Do you have people standing around power lines in 30-foot lifts? They do all kinds of things that could put their lives at risk. How do you manage fear within the company?
Great question. What we found with no risk is communication. We spend a lot of time communicating and making sure PPE is taken out. … for those in our field, we still need to respond to our customers, and we still need to put in place an electrical infrastructure. …usually in a bucket truck, there are two people driving around in a bucket truck. We had to separate them. We had to take two vehicles to the job site. …we had to think about every part of the job to make sure they were separate but also equipped with the right PPE. Lots of conversations, lots of face-to-face work, great relationships with our union to be able to navigate through some of those early times in the pandemic to keep people safe, but also to ensure that electricity and natural gas are delivered.
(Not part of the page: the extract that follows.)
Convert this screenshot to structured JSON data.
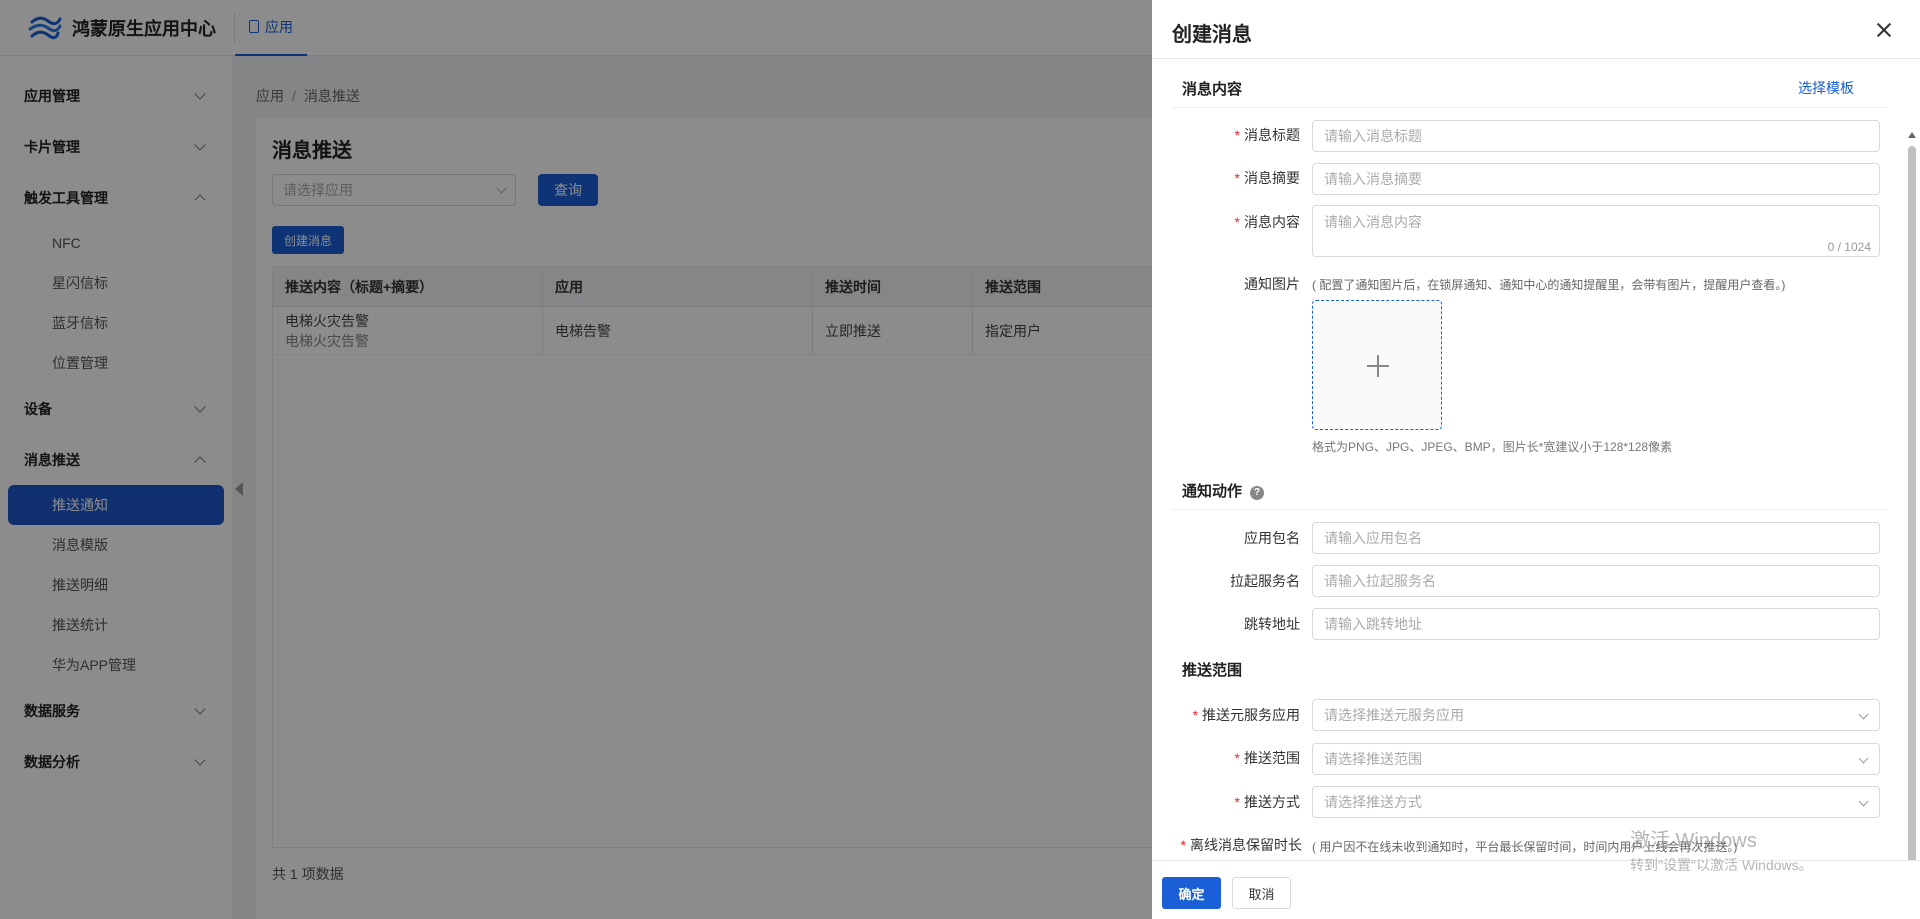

Where are the office operations with the headquarters located in Jackson?
We go back to the office. Depending on your role, depending on the size of the interface you have with your other co-workers, leaders must define what that looks like. We don’t have any kind of mandate across the company saying, “It’s going to be in three days a week.” It’s really a conversation with the leaders of your individual group and the groups you support. In engineering they usually support field people, they are in (the office) more days of the week, usually three to five days a week. Our accounting team is different. They may be on one or two days a week, depending on the nature of their work.
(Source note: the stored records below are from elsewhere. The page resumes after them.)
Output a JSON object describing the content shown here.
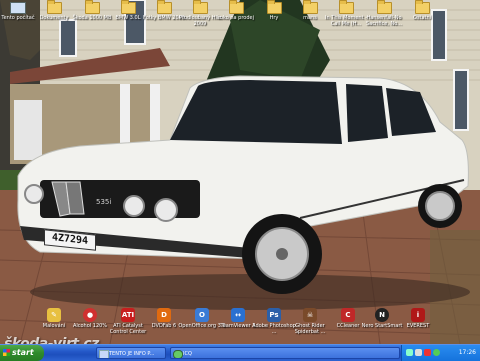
{
  "desktop": {
    "top_icons": [
      {
        "label": "Tento počítač",
        "icon": "computer-icon"
      },
      {
        "label": "Dokumenty",
        "icon": "folder-icon"
      },
      {
        "label": "Škoda 1000 MB",
        "icon": "folder-icon"
      },
      {
        "label": "BMW 3.0L",
        "icon": "folder-icon"
      },
      {
        "label": "Fotky BMW 2009",
        "icon": "folder-icon"
      },
      {
        "label": "Prodloubaný Hlíz 2009",
        "icon": "folder-icon"
      },
      {
        "label": "roko na prodej",
        "icon": "folder-icon"
      },
      {
        "label": "Hry",
        "icon": "folder-icon"
      },
      {
        "label": "mans",
        "icon": "folder-icon"
      },
      {
        "label": "In This Moment - Call Me (H...",
        "icon": "folder-icon"
      },
      {
        "label": "Hansenfall-No Sacrifice, No...",
        "icon": "folder-icon"
      },
      {
        "label": "Ostatní",
        "icon": "folder-icon"
      }
    ],
    "bottom_icons": [
      {
        "label": "Malování",
        "icon": "paint-icon",
        "color": "#e8c040"
      },
      {
        "label": "Alcohol 120%",
        "icon": "alcohol-icon",
        "color": "#d03030"
      },
      {
        "label": "ATI Catalyst Control Center",
        "icon": "ati-icon",
        "color": "#c81e1e"
      },
      {
        "label": "DVDFab 6",
        "icon": "dvdfab-icon",
        "color": "#e06a10"
      },
      {
        "label": "OpenOffice.org 3.0",
        "icon": "openoffice-icon",
        "color": "#3a7bd5"
      },
      {
        "label": "TeamViewer 3",
        "icon": "teamviewer-icon",
        "color": "#2a70d0"
      },
      {
        "label": "Adobe Photoshop ...",
        "icon": "photoshop-icon",
        "color": "#2b5fa8"
      },
      {
        "label": "Ghost Rider Spiderbat ...",
        "icon": "ghostrider-icon",
        "color": "#7a4a2a"
      },
      {
        "label": "CCleaner",
        "icon": "ccleaner-icon",
        "color": "#c02828"
      },
      {
        "label": "Nero StartSmart",
        "icon": "nero-icon",
        "color": "#222222"
      },
      {
        "label": "EVEREST",
        "icon": "everest-icon",
        "color": "#b01818"
      }
    ]
  },
  "watermark": "škoda-virt.cz",
  "car": {
    "plate": "4Z7294"
  },
  "taskbar": {
    "start_label": "start",
    "buttons": [
      {
        "label": "TENTO JE INFO P..."
      },
      {
        "label": "ICQ"
      }
    ],
    "clock": "17:26"
  },
  "colors": {
    "taskbar": "#2458c8",
    "start": "#2f8a2c",
    "tray": "#1573dc"
  }
}
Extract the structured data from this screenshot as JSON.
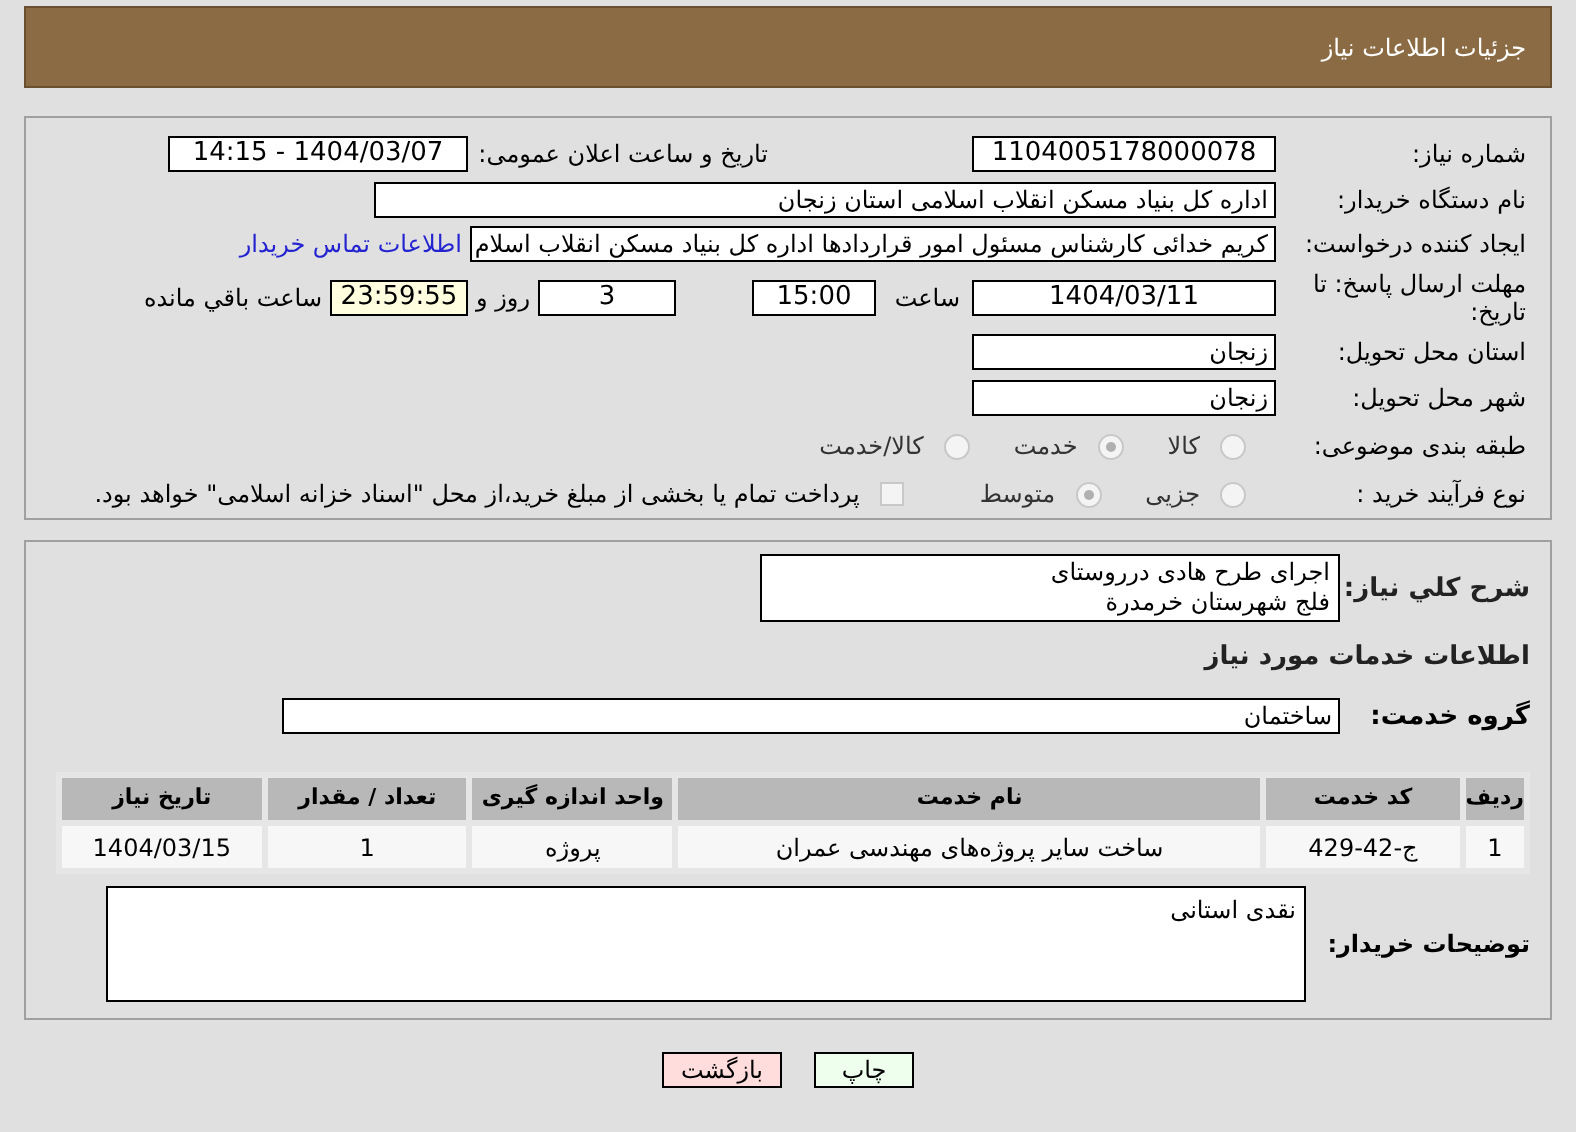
{
  "header": {
    "title": "جزئیات اطلاعات نیاز"
  },
  "fields": {
    "need_number": {
      "label": "شماره نیاز:",
      "value": "1104005178000078"
    },
    "announce": {
      "label": "تاریخ و ساعت اعلان عمومی:",
      "value": "1404/03/07 - 14:15"
    },
    "buyer": {
      "label": "نام دستگاه خریدار:",
      "value": "اداره کل بنیاد مسکن انقلاب اسلامی استان زنجان"
    },
    "requester": {
      "label": "ایجاد کننده درخواست:",
      "value": "کریم خدائی کارشناس مسئول امور قراردادها اداره کل بنیاد مسکن انقلاب اسلام",
      "link": "اطلاعات تماس خریدار"
    },
    "deadline": {
      "label": "مهلت ارسال پاسخ: تا تاریخ:",
      "date": "1404/03/11",
      "time_label": "ساعت",
      "time": "15:00",
      "days": "3",
      "days_label": "روز و",
      "remaining": "23:59:55",
      "remaining_label": "ساعت باقي مانده"
    },
    "province": {
      "label": "استان محل تحویل:",
      "value": "زنجان"
    },
    "city": {
      "label": "شهر محل تحویل:",
      "value": "زنجان"
    }
  },
  "category": {
    "label": "طبقه بندی موضوعی:",
    "options": [
      {
        "label": "کالا",
        "selected": false
      },
      {
        "label": "خدمت",
        "selected": true
      },
      {
        "label": "کالا/خدمت",
        "selected": false
      }
    ]
  },
  "process": {
    "label": "نوع فرآیند خرید :",
    "options": [
      {
        "label": "جزیی",
        "selected": false
      },
      {
        "label": "متوسط",
        "selected": true
      }
    ],
    "payment": {
      "checked": false,
      "text": "پرداخت تمام یا بخشی از مبلغ خرید،از محل \"اسناد خزانه اسلامی\" خواهد بود."
    }
  },
  "description": {
    "label": "شرح کلي نياز:",
    "lines": [
      "اجرای طرح هادی درروستای",
      "فلج شهرستان خرمدرة"
    ]
  },
  "services_title": "اطلاعات خدمات مورد نیاز",
  "service_group": {
    "label": "گروه خدمت:",
    "value": "ساختمان"
  },
  "table": {
    "columns": [
      "ردیف",
      "کد خدمت",
      "نام خدمت",
      "واحد اندازه گیری",
      "تعداد / مقدار",
      "تاریخ نیاز"
    ],
    "rows": [
      [
        "1",
        "ج-42-429",
        "ساخت سایر پروژه‌های مهندسی عمران",
        "پروژه",
        "1",
        "1404/03/15"
      ]
    ]
  },
  "buyer_notes": {
    "label": "توضیحات خریدار:",
    "value": "نقدی استانی"
  },
  "buttons": [
    {
      "label": "چاپ",
      "kind": "print"
    },
    {
      "label": "بازگشت",
      "kind": "back"
    }
  ]
}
Where are the consumers in the remaining coal plant shutdown schedule? We also hear that if you have some good, treeless farmland facing south, energy consumers may be willing to buy it.
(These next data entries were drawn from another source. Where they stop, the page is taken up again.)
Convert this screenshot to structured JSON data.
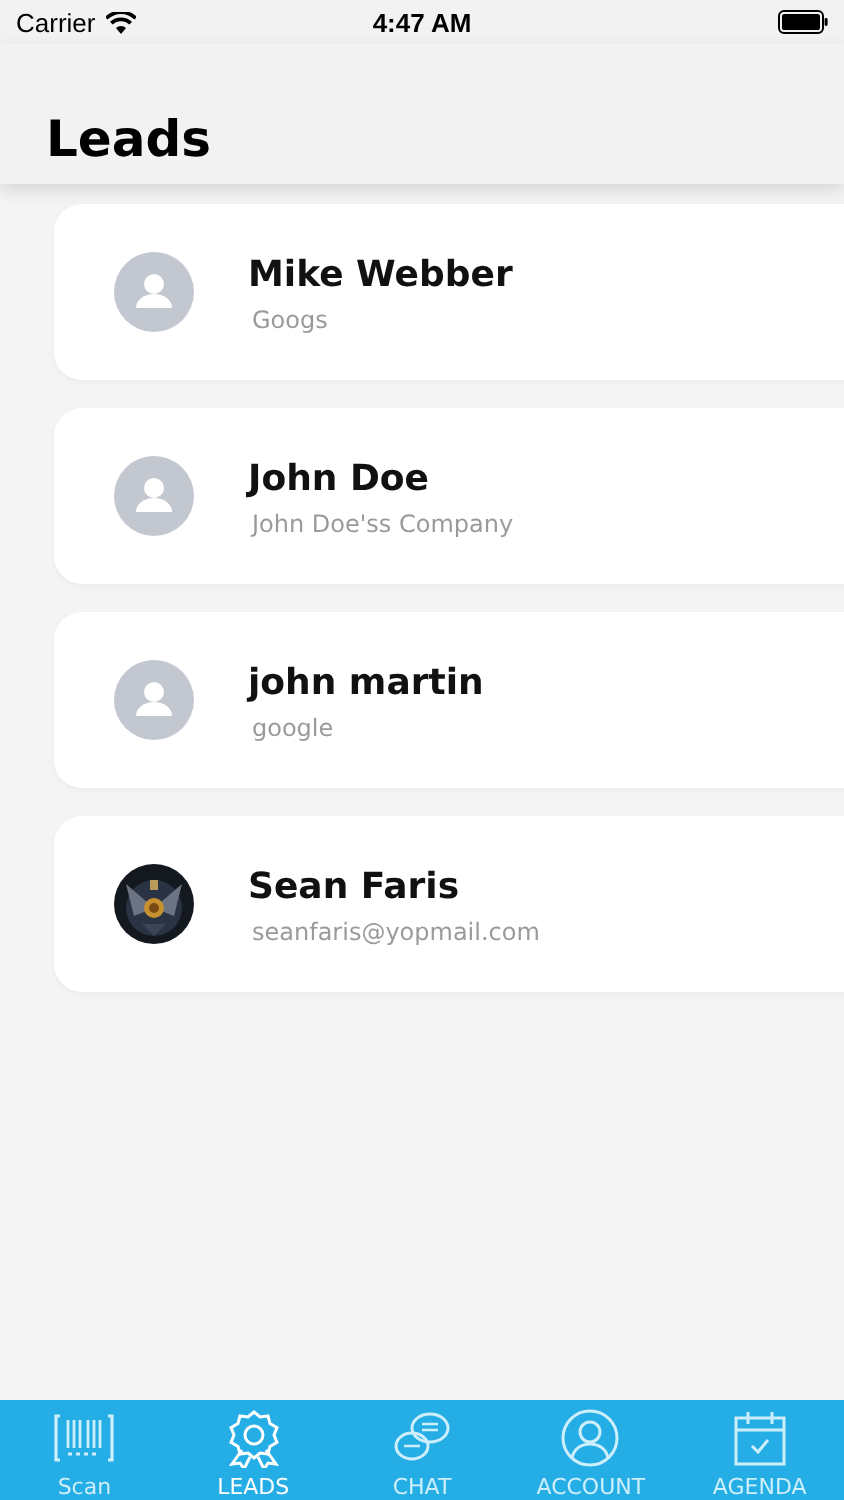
{
  "status_bar": {
    "carrier": "Carrier",
    "time": "4:47 AM"
  },
  "header": {
    "title": "Leads"
  },
  "leads": [
    {
      "name": "Mike Webber",
      "subtitle": "Googs",
      "kind": "placeholder"
    },
    {
      "name": "John Doe",
      "subtitle": "John Doe'ss Company",
      "kind": "placeholder"
    },
    {
      "name": "john martin",
      "subtitle": "google",
      "kind": "placeholder"
    },
    {
      "name": "Sean Faris",
      "subtitle": "seanfaris@yopmail.com",
      "kind": "picture"
    }
  ],
  "tabs": [
    {
      "label": "Scan",
      "kind": "scan",
      "selected": false
    },
    {
      "label": "LEADS",
      "kind": "leads",
      "selected": true
    },
    {
      "label": "CHAT",
      "kind": "chat",
      "selected": false
    },
    {
      "label": "ACCOUNT",
      "kind": "account",
      "selected": false
    },
    {
      "label": "AGENDA",
      "kind": "agenda",
      "selected": false
    }
  ]
}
Let me draw a bridge between economic development and renewable energy sources. We are seeing more and more customers want green energy as part of their sustainability. A company like General Motors, not only made a big announcement (in January about electric vehicle investments in Michigan), what was probably under the radar during that big announcement was that it also pledged five in-state plants that go to 100 percent renewable energy. We provide that renewable energy. We’re doing some work with Spectrum Health to provide renewable energy. … we see more and more societies and companies choosing renewable energy. And when they look to locate here in Michigan, they ask what that renewable energy is. This can be an important part of a country’s economic development.
Isn’t that because shareholders are also putting pressure on them?
Either their customers are putting pressure on them, their shareholders are putting pressure on them or it’s just broader sustainability goals they have taken as a company. But here’s the short story about our clean energy plan that delivers affordable energy to Michigan: We’ll stop using coal by 2025. That’s a 60 percent carbon cut, which is in line with the Paris Agreement. We’ll have cleaner air in Michigan, which is great for residents. And we can do that by producing 8000 megawatts of solar energy. That’s a lot of solar… which comes to the other part of your question. It will be on the rooftops of commercial and industrial homes, in some cases it will be brown fields and there will be green fields to be built as well. This is the land we need.
Why haven’t we seen more rooftop solar in industrial buildings? What are the economics of it?
There are some logistics issues. It really pays to think about it from the perspective of a new build as you’re designing it from scratch. It gets into things like loading on the building and weight on the roof. You have to visualize it in the snow load of the building. For older construction, this can still be done but you still have to worry about roof penetration and leaks inside the membranes. … We find that green field constructions (solar arrays) are about a third of the cost of putting (the panels) on the roofing system. Roofs will be part of the solution. I wouldn’t rule it out. But we have to look at the cost piece and how to build it.